We need the General Assembly - and Congress - to provide simple, limited liability protections to help businesses that are complying with our local pledges, following DHEC guidelines, or listening to the Centers for Disease Control. We need those protections to extend for three years and one day after the declared end of the pandemic. 

We need local and state governments to clearly broadcast what is expected from businesses, so business owners and managers can easily keep abreast of how to keep employees and customers safe. 

Trial attorneys across the state have predictably played down the risk of lawsuits (as they always do), but absent a targeted safe harbor for those who follow safety guidelines, the fear and uncertainty from ever-present liability issues is a massive cloud hanging over our state's economic recovery.  Television lawyers are already running commercials asking if you have been impacted by Covid-19.

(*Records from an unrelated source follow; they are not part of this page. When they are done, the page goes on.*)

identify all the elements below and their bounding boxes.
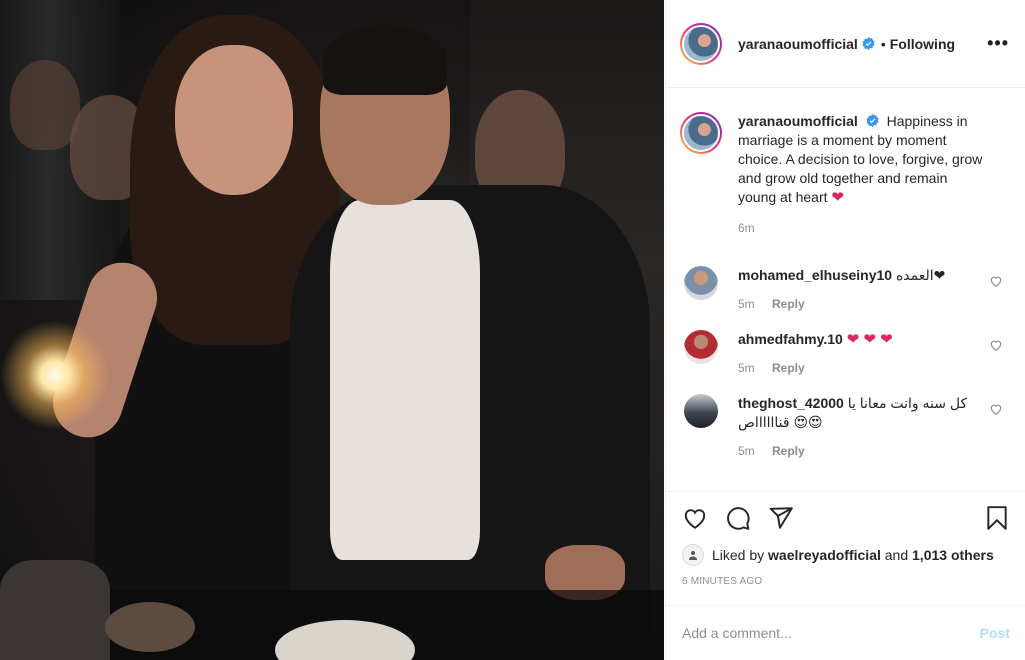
- heart-icon[interactable]: [989, 402, 1003, 416]
- verified-badge-icon: [866, 114, 879, 127]
- caption: yaranaoumofficial Happiness in marriage …: [680, 112, 1009, 238]
- comment-item: theghost_42000 كل سنه وانت معانا يا قناا…: [680, 394, 1009, 461]
- author-username[interactable]: yaranaoumofficial: [738, 36, 858, 52]
- user-icon: [689, 551, 697, 560]
- comment-time[interactable]: 5m: [738, 444, 755, 458]
- add-comment-bar: Post: [666, 605, 1025, 660]
- comments-list[interactable]: yaranaoumofficial Happiness in marriage …: [666, 88, 1025, 491]
- photo-man-shirt: [330, 200, 480, 560]
- post-button[interactable]: Post: [980, 625, 1010, 641]
- comment-time[interactable]: 5m: [738, 361, 755, 375]
- comment-item: mohamed_elhuseiny10 العمده❤ 5m Reply: [680, 266, 1009, 314]
- commenter-username[interactable]: mohamed_elhuseiny10: [738, 267, 892, 283]
- verified-badge-icon: [862, 37, 875, 50]
- comment-meta: 5m Reply: [738, 359, 968, 378]
- liker-username[interactable]: wael­reyadofficial: [768, 547, 881, 563]
- reply-button[interactable]: Reply: [772, 297, 805, 311]
- heart-icon[interactable]: [989, 274, 1003, 288]
- commenter-avatar[interactable]: [684, 330, 718, 364]
- photo-woman-face: [175, 45, 293, 195]
- reply-button[interactable]: Reply: [772, 361, 805, 375]
- liked-by-prefix: Liked by: [712, 547, 765, 563]
- comment-icon[interactable]: [725, 505, 751, 531]
- comment-text: ❤ ❤ ❤: [846, 331, 893, 348]
- more-options-icon[interactable]: •••: [987, 33, 1009, 54]
- photo-coaster: [105, 602, 195, 652]
- heart-emoji: ❤: [831, 189, 844, 206]
- share-icon[interactable]: [768, 505, 794, 531]
- photo-cake: [0, 560, 110, 660]
- commenter-username[interactable]: theghost_42000: [738, 395, 844, 411]
- bookmark-icon[interactable]: [984, 505, 1010, 531]
- caption-time[interactable]: 6m: [738, 219, 986, 238]
- liker-avatar[interactable]: [682, 544, 704, 566]
- likes-count[interactable]: 1,013 others: [912, 547, 994, 563]
- liked-by-joiner: and: [884, 547, 909, 563]
- commenter-username[interactable]: ahmedfahmy.10: [738, 331, 843, 347]
- action-icons: [682, 504, 1010, 532]
- post-header: yaranaoumofficial • Following •••: [666, 0, 1025, 88]
- separator-dot: •: [880, 35, 886, 52]
- comment-item: ahmedfahmy.10 ❤ ❤ ❤ 5m Reply: [680, 330, 1009, 378]
- photo-sparkler: [0, 320, 110, 430]
- comment-meta: 5m Reply: [738, 442, 968, 461]
- post-photo[interactable]: [0, 0, 664, 660]
- reply-button[interactable]: Reply: [772, 444, 805, 458]
- following-button[interactable]: Following: [890, 36, 955, 52]
- caption-avatar[interactable]: [680, 112, 722, 154]
- comment-input[interactable]: [682, 625, 980, 641]
- action-bar: Liked by wael­reyadofficial and 1,013 ot…: [666, 491, 1025, 587]
- like-heart-icon[interactable]: [682, 505, 708, 531]
- author-line: yaranaoumofficial • Following: [738, 36, 987, 52]
- post-side-panel: yaranaoumofficial • Following ••• yarana…: [665, 0, 1025, 660]
- commenter-avatar[interactable]: [684, 394, 718, 428]
- post-timestamp[interactable]: 6 MINUTES AGO: [682, 576, 1010, 587]
- comment-time[interactable]: 5m: [738, 297, 755, 311]
- heart-icon[interactable]: [989, 338, 1003, 352]
- comment-text: العمده❤: [895, 267, 946, 283]
- photo-man-hair: [323, 25, 447, 95]
- author-avatar[interactable]: [680, 22, 722, 65]
- comment-meta: 5m Reply: [738, 295, 968, 314]
- caption-username[interactable]: yaranaoumofficial: [738, 113, 858, 129]
- commenter-avatar[interactable]: [684, 266, 718, 300]
- liked-by-line: Liked by wael­reyadofficial and 1,013 ot…: [682, 544, 1010, 566]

The business community asks the General Assembly to move quickly to enact temporary liability protections for:
  1. businesses, nonprofit organizations, and educational institutions that work to follow applicable public health guidelines against Covid-19 exposure claims; 
  2. healthcare workers and facilities providing critical Covid-19-related care and services; and
  3. manufacturers, donors, distributors, and users of vaccines, therapeutics, medical devices, as well as PPE and other supplies (such as hand sanitizer and cleaning supplies) that are critical to the Covid-19 response. 

These liability protections should be limited in scope and preserve recourse for those harmed by any bad actors who engage in egregious misconduct.

The need for liability protections is clear, and if the General Assembly is as reliably pro-job (and bi-partisan) creation as it claims, these protections should require very little debate.